Raison n°2 - Copie privée et sources illicites

Pourquoi ça a augmenté, pourquoi les barèmes ont explosé comme ça avec le numérique ?
Évidemment, ça a été aussi lié à l’explosion du numérique, mais pourquoi ça a explosé ? Tout à l’heure je vous ai dit que dans le droit européen la copie privée est intimement liée à ces copies réalisées par des particuliers pour leur usage privé. Mais quand on dit ça, on ne comprend dans le spectre de la copie privée que les copies licites. Pourquoi je vous dis ça ? Parce que pour établir les barèmes, c’est là où il y a une alchimie qui est un petit peu compliquée à comprendre — moi-même je n’ai toujours pas comprise alors que j’ai beaucoup travaillé la chose — c’est que pour établir des barèmes, d’abord ce que va faire la commission privée, c’est qu’elle va lancer une étude d’usage. En fait, ils font un sondage auprès d’un cheptel de consommateurs, de personnes, et ils vont mettre comme ça un thermomètre au bout d’un micro et ils vont mesurer les pratiques de copie, chez mille personnes on va dire. Et de là, ils vont savoir que Mme Michu a copié, je ne sais, cinq MP3, trois films, etc. OK ! Sauf que jusqu’à présent, jusqu’en 2007-2008, les sociétés de gestion collective, lorsqu’elles lançaient ces études d’usage — parce qu’elles participaient intimement au financement de ces études d’usage — les sociétés de gestion collective avaient oublié dans leur questionnaire que la question des sources illicites soit exclue du périmètre des études d’usage.
J’explique.
Si, par exemple, je vous dis qu’est-ce que vous avez copié ce mois-ci ? Vous allez me dire j’ai copié 300 MP3. Bon ! Maintenant si je vous dis qu’est-ce que vous avez copié de manière licite, c’est-à-dire des fichiers que vous avez achetés à gauche et puis copiés à droite ? Ça pourrait être, peut-être éventuellement moins ; je ne vous traite pas de pirates, mais ça pourrait être éventuellement moins. D’accord ?
Cet oubli, là, ces questions qui étaient mal posées, eh bien c’était le lieu commun jusqu’à 2007-2008, en commission copie privée. Et à l’époque c’était l’époque DADVSI, loi DADVSI, la loi HADOPI aussi, où tous les politiques nous disaient que le piratage caracolait en tête et effectivement beaucoup de personnes peut-être, je n’ai pas fait d’études sociologiques là-dessus, mais beaucoup de personnes copiaient des œuvres récupérées sur Napster, eMule ou ce que vous voulez et ensuite les copiaient partout.
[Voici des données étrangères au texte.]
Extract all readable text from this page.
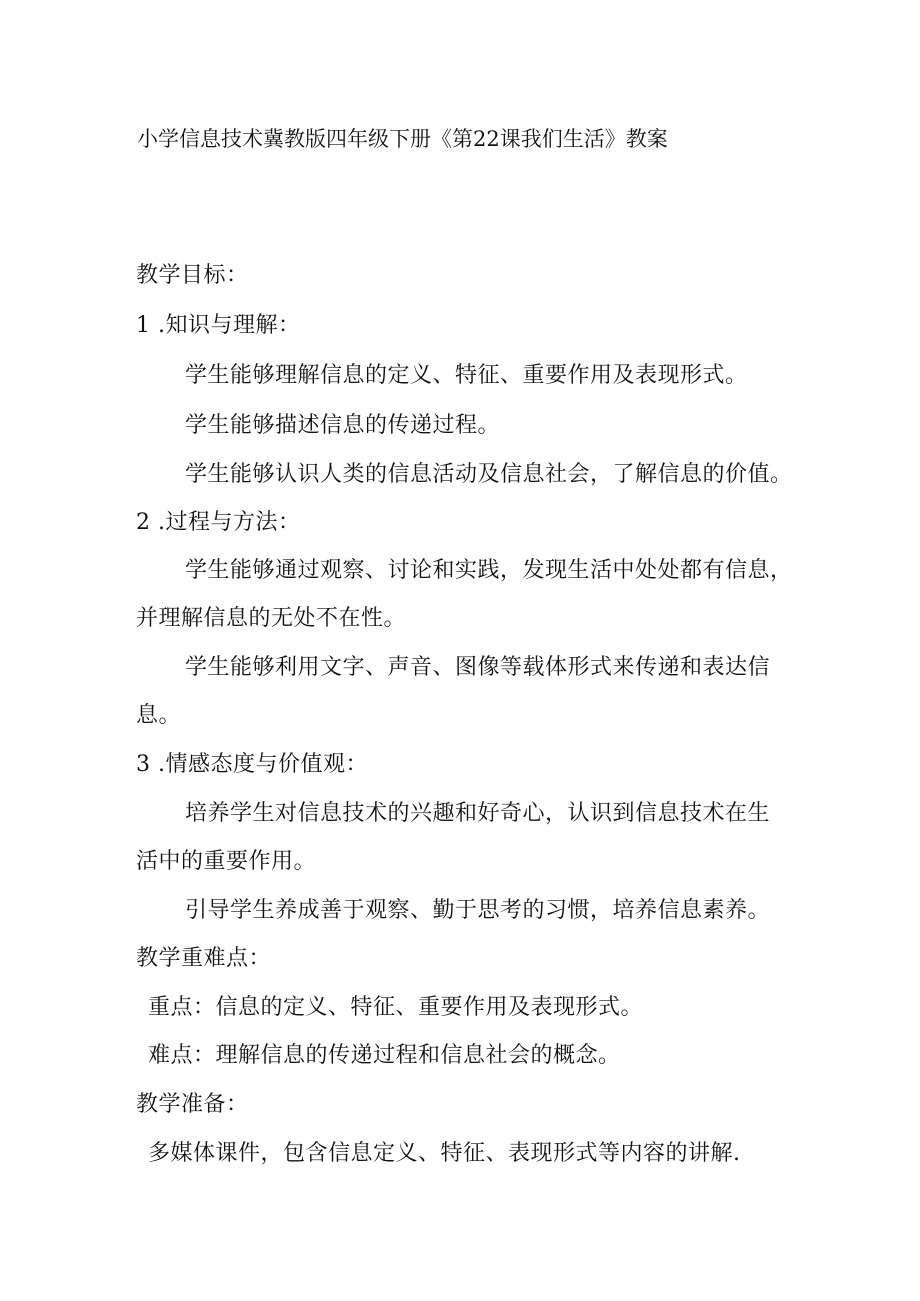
小学信息技术冀教版四年级下册《第22课我们生活》教案
教学目标：
1 .知识与理解：
学生能够理解信息的定义、特征、重要作用及表现形式。
学生能够描述信息的传递过程。
学生能够认识人类的信息活动及信息社会，了解信息的价值。
2 .过程与方法：
学生能够通过观察、讨论和实践，发现生活中处处都有信息，
并理解信息的无处不在性。
学生能够利用文字、声音、图像等载体形式来传递和表达信
息。
3 .情感态度与价值观：
培养学生对信息技术的兴趣和好奇心，认识到信息技术在生
活中的重要作用。
引导学生养成善于观察、勤于思考的习惯，培养信息素养。
教学重难点：
重点：信息的定义、特征、重要作用及表现形式。
难点：理解信息的传递过程和信息社会的概念。
教学准备：
多媒体课件，包含信息定义、特征、表现形式等内容的讲解.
Donc lorsqu’on interrogeait une personne pour savoir si elle copiait beaucoup elle disait : « Eh bien oui » et puis point barre.
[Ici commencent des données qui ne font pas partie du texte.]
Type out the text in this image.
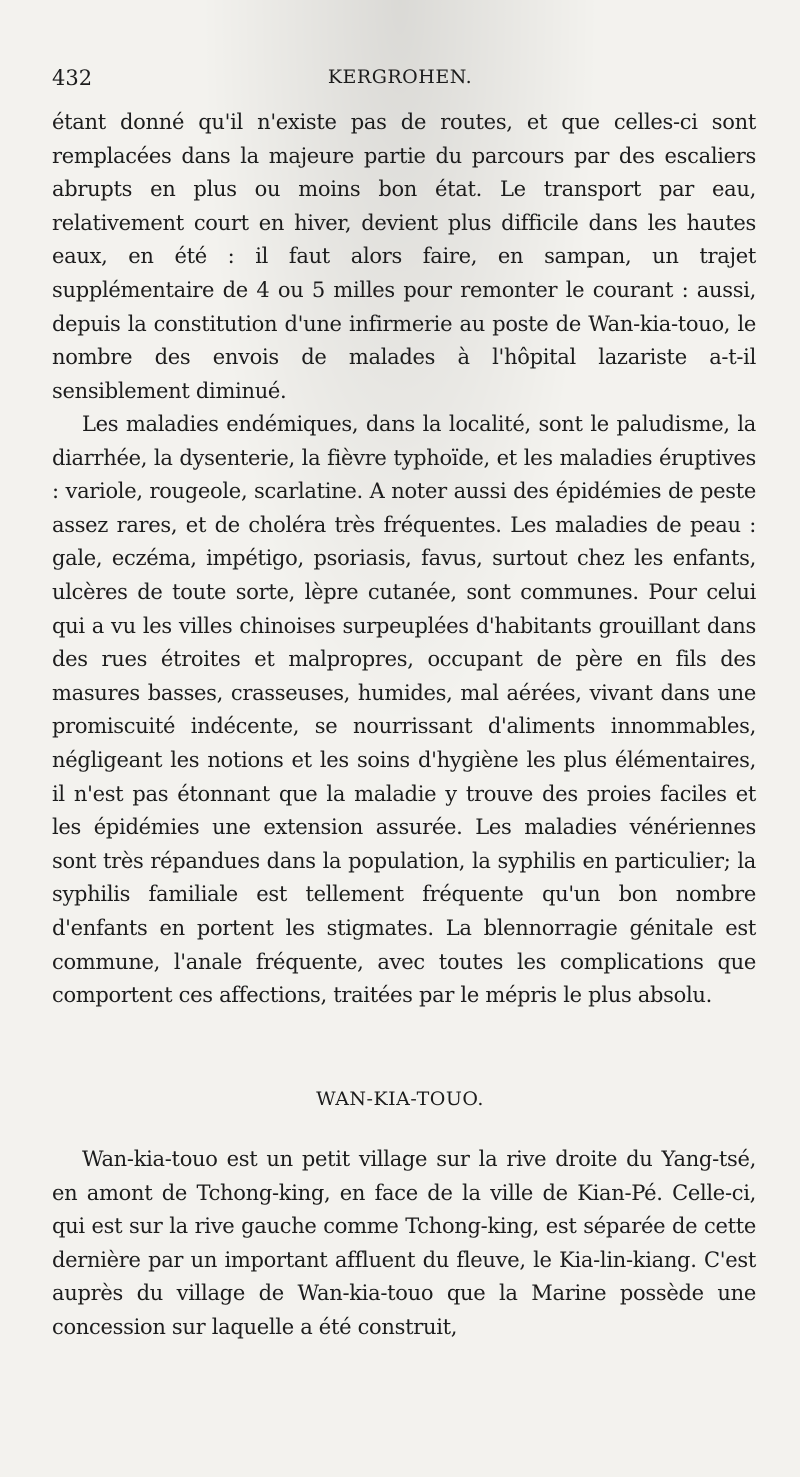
432	KERGROHEN.

étant donné qu'il n'existe pas de routes, et que celles-ci sont remplacées dans la majeure partie du parcours par des escaliers abrupts en plus ou moins bon état. Le transport par eau, relativement court en hiver, devient plus difficile dans les hautes eaux, en été : il faut alors faire, en sampan, un trajet supplémentaire de 4 ou 5 milles pour remonter le courant : aussi, depuis la constitution d'une infirmerie au poste de Wan-kia-touo, le nombre des envois de malades à l'hôpital lazariste a-t-il sensiblement diminué.

Les maladies endémiques, dans la localité, sont le paludisme, la diarrhée, la dysenterie, la fièvre typhoïde, et les maladies éruptives : variole, rougeole, scarlatine. A noter aussi des épidémies de peste assez rares, et de choléra très fréquentes. Les maladies de peau : gale, eczéma, impétigo, psoriasis, favus, surtout chez les enfants, ulcères de toute sorte, lèpre cutanée, sont communes. Pour celui qui a vu les villes chinoises surpeuplées d'habitants grouillant dans des rues étroites et malpropres, occupant de père en fils des masures basses, crasseuses, humides, mal aérées, vivant dans une promiscuité indécente, se nourrissant d'aliments innommables, négligeant les notions et les soins d'hygiène les plus élémentaires, il n'est pas étonnant que la maladie y trouve des proies faciles et les épidémies une extension assurée. Les maladies vénériennes sont très répandues dans la population, la syphilis en particulier; la syphilis familiale est tellement fréquente qu'un bon nombre d'enfants en portent les stigmates. La blennorragie génitale est commune, l'anale fréquente, avec toutes les complications que comportent ces affections, traitées par le mépris le plus absolu.

WAN-KIA-TOUO.

Wan-kia-touo est un petit village sur la rive droite du Yang-tsé, en amont de Tchong-king, en face de la ville de Kian-Pé. Celle-ci, qui est sur la rive gauche comme Tchong-king, est séparée de cette dernière par un important affluent du fleuve, le Kia-lin-kiang. C'est auprès du village de Wan-kia-touo que la Marine possède une concession sur laquelle a été construit,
Résultat des courses, on a eu des pratiques de copie comme ça qui ont été maximisées lors des études de sondage, en commission copie privée, ce qui a fait monter, si vous voulez, les aiguilles de tous les côtés. Et conclusion ? Les sociétés de gestion collective ont pu demander des barèmes nettement plus élevés que si on s’était limité à la seule copie de sources licites. Vous avez compris ?
Par ce biais-là, elles ont pu gagner des cents et des mille. Je n’ai pas pu faire le calcul parce que je ne sais pas quelle était la part d’illicite dans les études d’usage pour savoir quelles étaient les sommes qui étaient prélevées en trop.
Après il y a eu autre chose qui est arrivé, c’est le paiement de la redevance copie privée par les professionnels qui ne réalisent pas de copie privée. Alors qu’est-ce que j’entends par là ? J’ai dit que c’est un sujet compliqué, mais on va essayer de le simplifier.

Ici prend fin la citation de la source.